Torez is in a rebel-held area.

In hostile or disputed areas, "any alteration from your course, and you can have a problem," Schiavo said.

ensions have been high between Ukraine and Russia since street protests forced former pro-Moscow President Viktor Yanukovych from power in February. Russia subsequently annexed Ukraine's southeastern Crimea region, and a pro-Russian separatist rebellion has been raging in Ukraine's eastern Luhansk and Donetsk regions.

Ukrainian forces have been struggling to quell the separatist unrest. Ukraine's government has accused Russia of allowing weapons and military equipment, including tanks, to cross the border illegally into the hands of pro-Russian separatists.

The Pentagon said Wednesday that Russia now has 12,000 troops on the border with Ukraine, as well as some heavy weapons. The troop numbers had fallen to about 1,000 previously from a high of an estimated 40,000 forces earlier this year.

On Thursday, CNN reported that Ukrainian officials said a Russian fighter shot down a Ukrainian jet Wednesday as the jet flew in Ukrainian airspace.

Tensions are high over that incident, separate from the breaking news of the Malaysian flight Thursday.

Three months ago, the U.S. Federal Aviation Administration prohibited U.S. airlines from flying in areas not far from where Flight 17 reportedly crashed Thursday. "Due to the potential for conflicting air traffic control instructions from Ukrainian and Russian authorities and for the related potential misidentification of civil aircraft, United States flight operations are prohibited until further notice in the airspace over Crimea, the Black Sea and the Sea of Azov," the FAA said in April. Thursday's plane crash reportedly was in eastern Ukraine, scores of miles north-northeast of the Sea of Azov.

On Thursday, French transportation official Frederic Cuvillier ordered that French airlines avoid Ukrainian airspace until the cause of Thursday's Malaysia Airlines crash is known, the French Transportation Ministry said in a news release.

Airline's troubles

Thursday's crash marks the second time this year that Malaysia Airlines has faced an incident involving a downed plane.

On March 8, Malaysia Airlines Flight 370 disappeared.
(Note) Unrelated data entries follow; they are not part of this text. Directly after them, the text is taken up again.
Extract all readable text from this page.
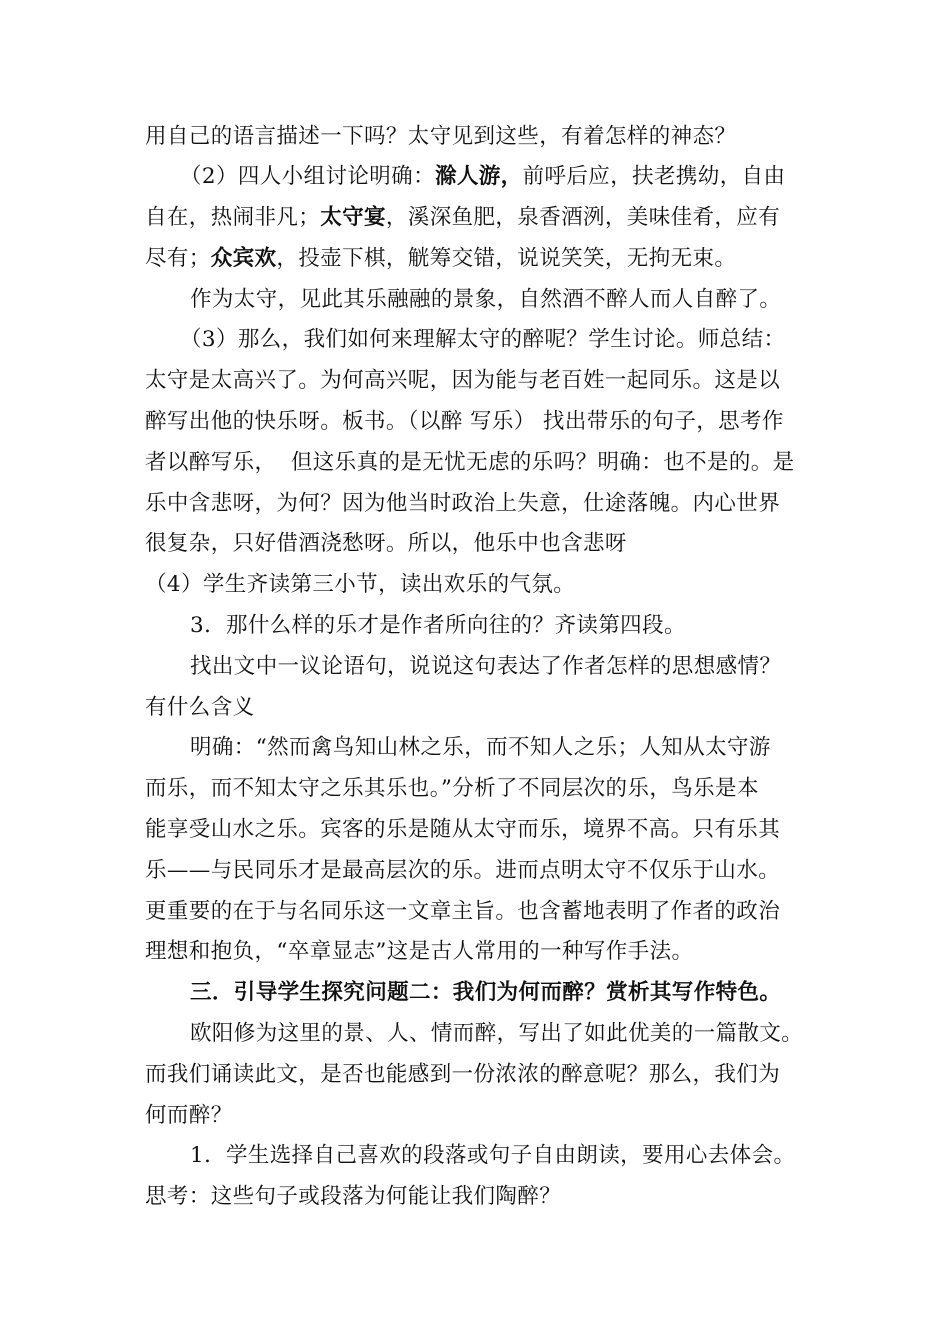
用自己的语言描述一下吗？太守见到这些，有着怎样的神态？
（2）四人小组讨论明确：滁人游，前呼后应，扶老携幼，自由
自在，热闹非凡；太守宴，溪深鱼肥，泉香酒洌，美味佳肴，应有
尽有；众宾欢，投壶下棋，觥筹交错，说说笑笑，无拘无束。
作为太守，见此其乐融融的景象，自然酒不醉人而人自醉了。
（3）那么，我们如何来理解太守的醉呢？学生讨论。师总结：
太守是太高兴了。为何高兴呢，因为能与老百姓一起同乐。这是以
醉写出他的快乐呀。板书。（以醉 写乐） 找出带乐的句子，思考作
者以醉写乐，  但这乐真的是无忧无虑的乐吗？明确：也不是的。是
乐中含悲呀，为何？因为他当时政治上失意，仕途落魄。内心世界
很复杂，只好借酒浇愁呀。所以，他乐中也含悲呀
（4）学生齐读第三小节，读出欢乐的气氛。
3．那什么样的乐才是作者所向往的？齐读第四段。
找出文中一议论语句，说说这句表达了作者怎样的思想感情？
有什么含义
明确：“然而禽鸟知山林之乐，而不知人之乐；人知从太守游
而乐，而不知太守之乐其乐也。”分析了不同层次的乐，鸟乐是本
能享受山水之乐。宾客的乐是随从太守而乐，境界不高。只有乐其
乐——与民同乐才是最高层次的乐。进而点明太守不仅乐于山水。
更重要的在于与名同乐这一文章主旨。也含蓄地表明了作者的政治
理想和抱负，“卒章显志”这是古人常用的一种写作手法。
三．引导学生探究问题二：我们为何而醉？赏析其写作特色。
欧阳修为这里的景、人、情而醉，写出了如此优美的一篇散文。
而我们诵读此文，是否也能感到一份浓浓的醉意呢？那么，我们为
何而醉？
1．学生选择自己喜欢的段落或句子自由朗读，要用心去体会。
思考：这些句子或段落为何能让我们陶醉？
That Boeing 777 had 239 people on board. Searchers have found no trace of 370 or its passengers, despite extensive search efforts.
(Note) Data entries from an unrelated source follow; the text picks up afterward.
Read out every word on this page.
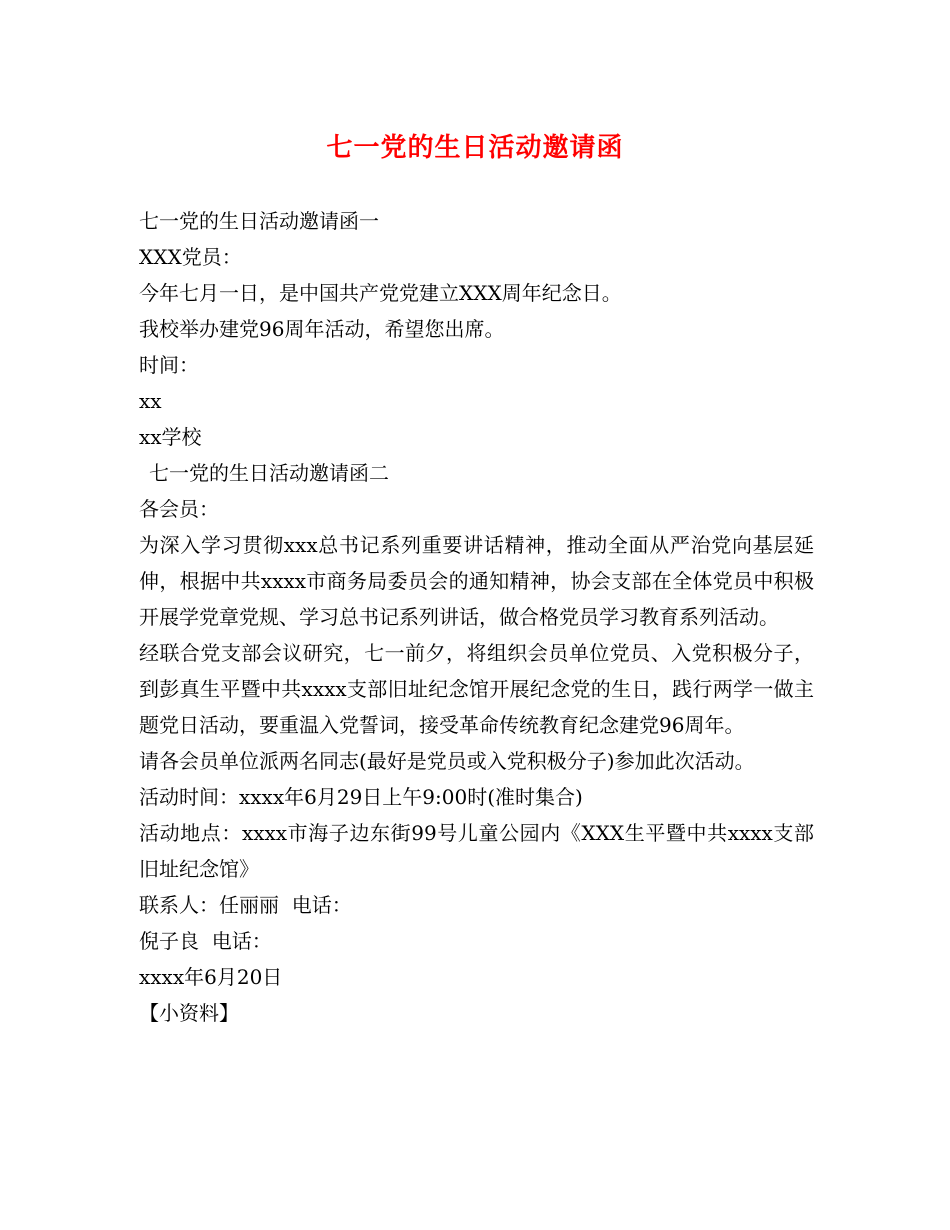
七一党的生日活动邀请函
七一党的生日活动邀请函一
XXX党员：
今年七月一日，是中国共产党党建立XXX周年纪念日。
我校举办建党96周年活动，希望您出席。
时间：
xx
xx学校
七一党的生日活动邀请函二
各会员：
为深入学习贯彻xxx总书记系列重要讲话精神，推动全面从严治党向基层延伸，根据中共xxxx市商务局委员会的通知精神，协会支部在全体党员中积极开展学党章党规、学习总书记系列讲话，做合格党员学习教育系列活动。
经联合党支部会议研究，七一前夕，将组织会员单位党员、入党积极分子，到彭真生平暨中共xxxx支部旧址纪念馆开展纪念党的生日，践行两学一做主题党日活动，要重温入党誓词，接受革命传统教育纪念建党96周年。
请各会员单位派两名同志(最好是党员或入党积极分子)参加此次活动。
活动时间：xxxx年6月29日上午9:00时(准时集合)
活动地点：xxxx市海子边东街99号儿童公园内《XXX生平暨中共xxxx支部旧址纪念馆》
联系人：任丽丽  电话：
倪子良  电话：
xxxx年6月20日
【小资料】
Flight 370 probably flew into the southern Indian Ocean on autopilot with an unresponsive crew, Australian authorities said last month.

During the early phase of the search for Flight 370, aircraft and ships scoured vast stretches of the surface of the southern Indian Ocean but found no debris.

Pings initially thought to be from the missing plane's flight recorders led to a concentrated underwater search that turned up nothing.

A new underwater search, farther south, will be broadly in an area where planes and vessels had already looked for debris on the surface of the water. It is expected to begin in August.

The first Boeing 777 entered service in June 1985, and the airplane has flown almost five million flights, accumulating more than 18 million flight hours, according to Boeing's web site. The plane is capable to flying up to 43,100 feet.

What next?

Aviation experts cautioned against jumping to conclusions about Thursday's crash at this early stage.

But all agreed that a massive investigation should be launched, involving parties not involved in the conflict between Ukraine and Russia,

The families of people on board will demand a transparent international investigation, and so will the global community, Quest said.

CNN aviation analyst and pilot Miles O'Brien said he thinks it would be difficult to mistake the plane for a military or hostile aircraft.

"A civilian airliner at that level, at that flight path, would be very difficult to mistake for something that has hostile intent," he said.

The wreckage path, O'Brien said, will reveal a lot. If a plane breaks up in midair, which is likely what would happen in a missile strike, there would be a large swath of wreckage, he said, but if it breaks down due to mechanical failure, the debris field would be more concentrated.